Dan Greene, sometimes of the Mountain Movers, cast a dislocating spell on a rapt audience at the Institute Library Saturday night, with a tremolo guitar and his echo-drenched voice. He was singing a song about a usual habit, of meeting friends downtown and hanging out in parking lots. But one night, he sang, “was different because / I didn’t know where I was.” The eerie sense of unease tipped into the surreal. “We all turned into birds / and flew over the town / we turned back into wolves / when we touched the ground.” Had they been wolves all along?
The moment was one of many that combined the off-kilter and the sublime as Greene, cellist Lori Goldston, and New Haven folk legend Kath Bloom shared a bill at the Institute Library, in which sharp lyrics, supple musicianship, and a taste for the experimental combined.

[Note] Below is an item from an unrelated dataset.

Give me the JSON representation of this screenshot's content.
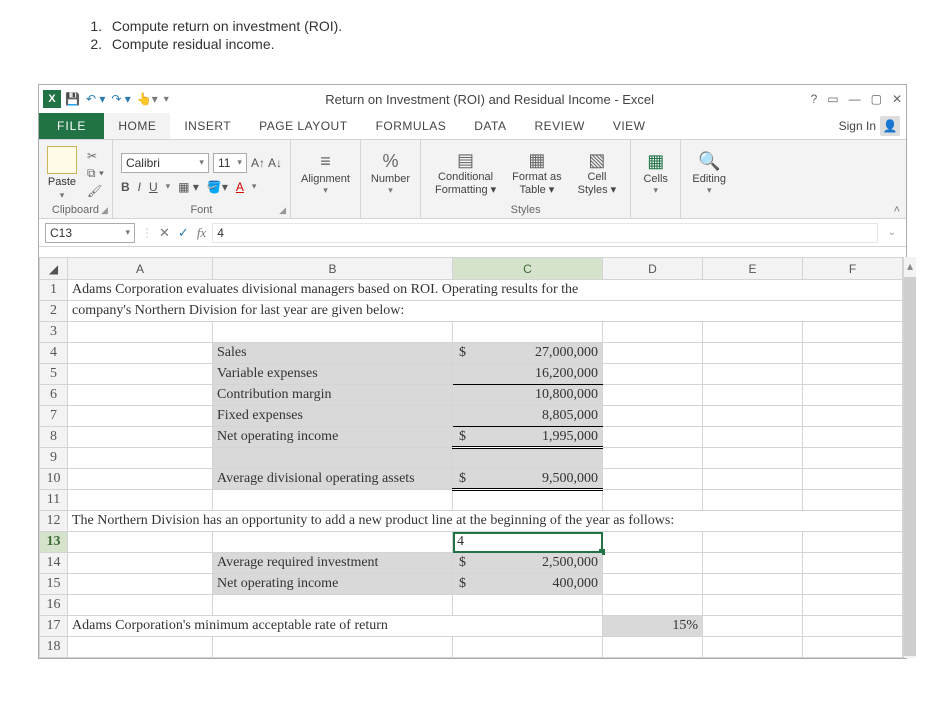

Greene kicked off the show with a short, mesmerizing set of songs that he said were a mix of old and new — some as new as this week, songs he’d barely played and never before in public. He created a hazy vibe, soothing even as it disoriented, filling the space of the library’s reading room. The respectful audience waited each time until the last note had shimmered away before they started clapping, meaning that, as Greene seamlessly moved from one song to another, sometimes they blended together, as if part of a larger whole.
Greene built the mood slowly, layer by layer, song by song; satisfyingly, he then ended it abruptly by turning off his amplifier with a sharp pop.